The Japanese have been among the first to realise the terrible effectiveness of this formidable engine of war. No one outside a handful of men near the Mikado's throne knows how many submarine torpedo-boats are included in the Japanese navy, nor where they are stationed. Japanese naval officers and men form an ideal body from which the crews of these boats are to be chosen. In conflict with the enemy, whether on land or at sea, they reckon their lives as nothing. They seek eagerly for a glorious death at the hands of the foe, and when that is denied them and defeat is inevitable they prefer to die by their own weapons, or by leaping into the sea, rather than prolong what would be to them a life of disgrace.

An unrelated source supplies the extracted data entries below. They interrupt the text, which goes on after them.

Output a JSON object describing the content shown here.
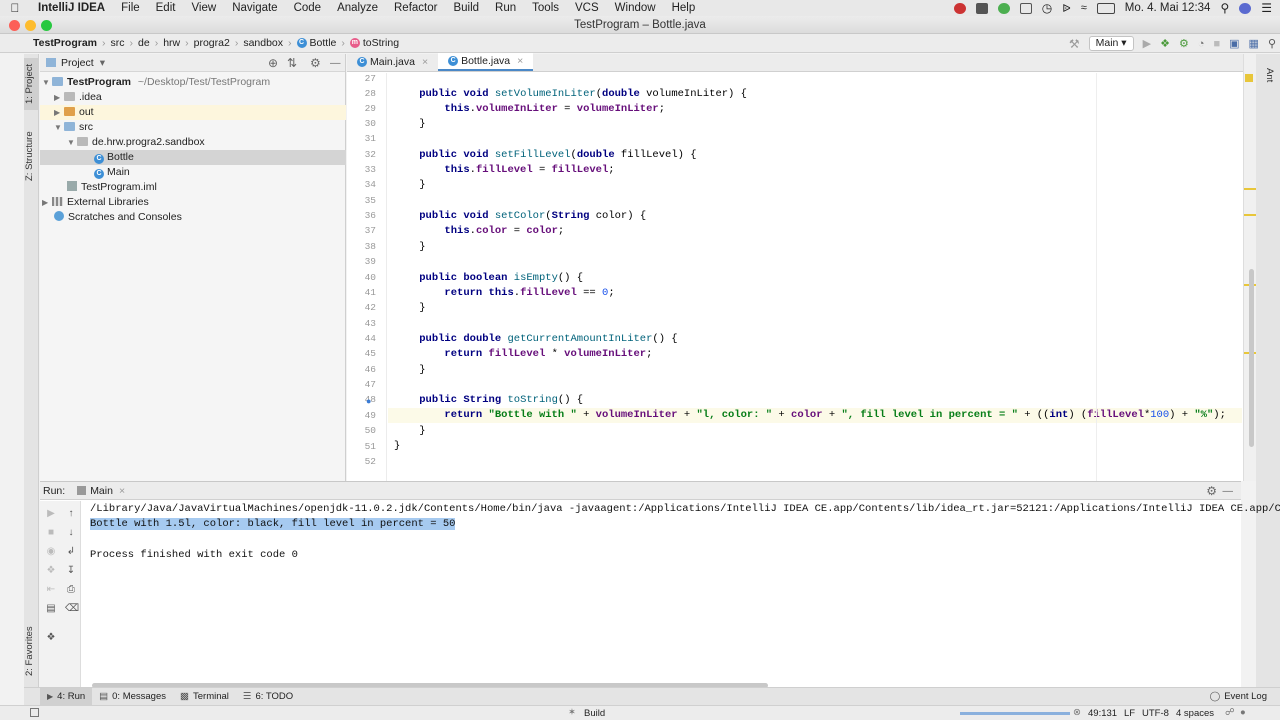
{
  "menubar": {
    "app_name": "IntelliJ IDEA",
    "items": [
      "File",
      "Edit",
      "View",
      "Navigate",
      "Code",
      "Analyze",
      "Refactor",
      "Build",
      "Run",
      "Tools",
      "VCS",
      "Window",
      "Help"
    ],
    "clock": "Mo. 4. Mai  12:34"
  },
  "window": {
    "title": "TestProgram – Bottle.java"
  },
  "breadcrumb": {
    "items": [
      "TestProgram",
      "src",
      "de",
      "hrw",
      "progra2",
      "sandbox",
      "Bottle",
      "toString"
    ],
    "run_config": "Main"
  },
  "project_panel": {
    "title": "Project",
    "tree": [
      {
        "label": "TestProgram",
        "suffix": "~/Desktop/Test/TestProgram"
      },
      {
        "label": ".idea"
      },
      {
        "label": "out"
      },
      {
        "label": "src"
      },
      {
        "label": "de.hrw.progra2.sandbox"
      },
      {
        "label": "Bottle"
      },
      {
        "label": "Main"
      },
      {
        "label": "TestProgram.iml"
      },
      {
        "label": "External Libraries"
      },
      {
        "label": "Scratches and Consoles"
      }
    ]
  },
  "left_tabs": {
    "project": "1: Project",
    "structure": "Z: Structure",
    "favorites": "2: Favorites"
  },
  "right_tabs": {
    "ant": "Ant"
  },
  "editor": {
    "tabs": [
      "Main.java",
      "Bottle.java"
    ],
    "line_numbers": [
      "27",
      "28",
      "29",
      "30",
      "31",
      "32",
      "33",
      "34",
      "35",
      "36",
      "37",
      "38",
      "39",
      "40",
      "41",
      "42",
      "43",
      "44",
      "45",
      "46",
      "47",
      "48",
      "49",
      "50",
      "51",
      "52"
    ],
    "lines": [
      "",
      "    public void setVolumeInLiter(double volumeInLiter) {",
      "        this.volumeInLiter = volumeInLiter;",
      "    }",
      "",
      "    public void setFillLevel(double fillLevel) {",
      "        this.fillLevel = fillLevel;",
      "    }",
      "",
      "    public void setColor(String color) {",
      "        this.color = color;",
      "    }",
      "",
      "    public boolean isEmpty() {",
      "        return this.fillLevel == 0;",
      "    }",
      "",
      "    public double getCurrentAmountInLiter() {",
      "        return fillLevel * volumeInLiter;",
      "    }",
      "",
      "    public String toString() {",
      "        return \"Bottle with \" + volumeInLiter + \"l, color: \" + color + \", fill level in percent = \" + ((int) (fillLevel*100) + \"%\");",
      "    }",
      "}",
      ""
    ]
  },
  "run_panel": {
    "label": "Run:",
    "tab": "Main",
    "output": [
      "/Library/Java/JavaVirtualMachines/openjdk-11.0.2.jdk/Contents/Home/bin/java -javaagent:/Applications/IntelliJ IDEA CE.app/Contents/lib/idea_rt.jar=52121:/Applications/IntelliJ IDEA CE.app/Conten",
      "Bottle with 1.5l, color: black, fill level in percent = 50",
      "",
      "Process finished with exit code 0"
    ]
  },
  "bottom_tabs": [
    "4: Run",
    "0: Messages",
    "Terminal",
    "6: TODO"
  ],
  "event_log": "Event Log",
  "status": {
    "build": "Build",
    "position": "49:131",
    "line_sep": "LF",
    "encoding": "UTF-8",
    "indent": "4 spaces"
  },
  "colors": {
    "accent": "#4a88c7",
    "selection": "#a6caf0",
    "keyword": "#000080",
    "string": "#067d17"
  }
}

Oto Owari was appointed, on the 11th of April in this eventful year, to the command of the submarine Octopus, then docked, under a concealing roof, at Sasebo. Three nights later he went on board with a picked crew at midnight, and the Octopus, first gliding out of the dock, and gathering speed until she reached open water, suddenly stopped her engines and began to sink, inch by inch. In one minute a dark spot on the sea, and a patch of foam, indicated the top of her conning tower; and a moment later she was out of sight. In the act of sinking, her prow was toward the west.

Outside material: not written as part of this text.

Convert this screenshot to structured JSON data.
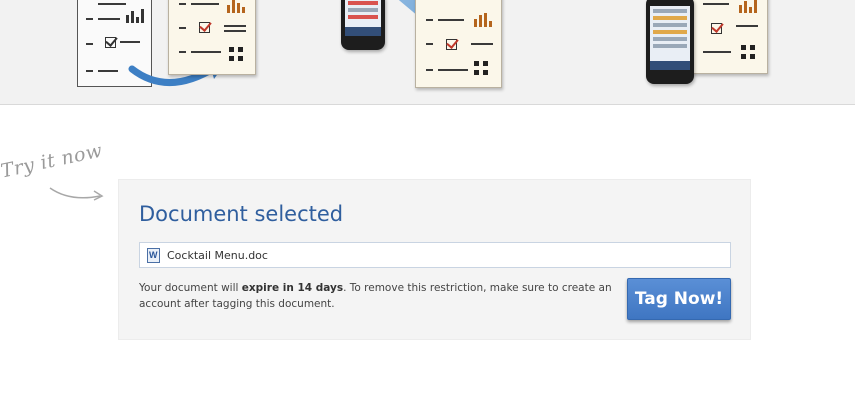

Early on the morning of April 13th, the Japanese fleet made a demonstration in the direction of Port Arthur. Always ready to accept a challenge while there was a shot in the locker, the Russians steamed out to meet them. There was but a brief exchange of battle courtesies. The Port Arthur ships were far out-numbered and out-metalled, and Admiral Makaroff, on the Petropavlovsk, signalled for his squadron to retire.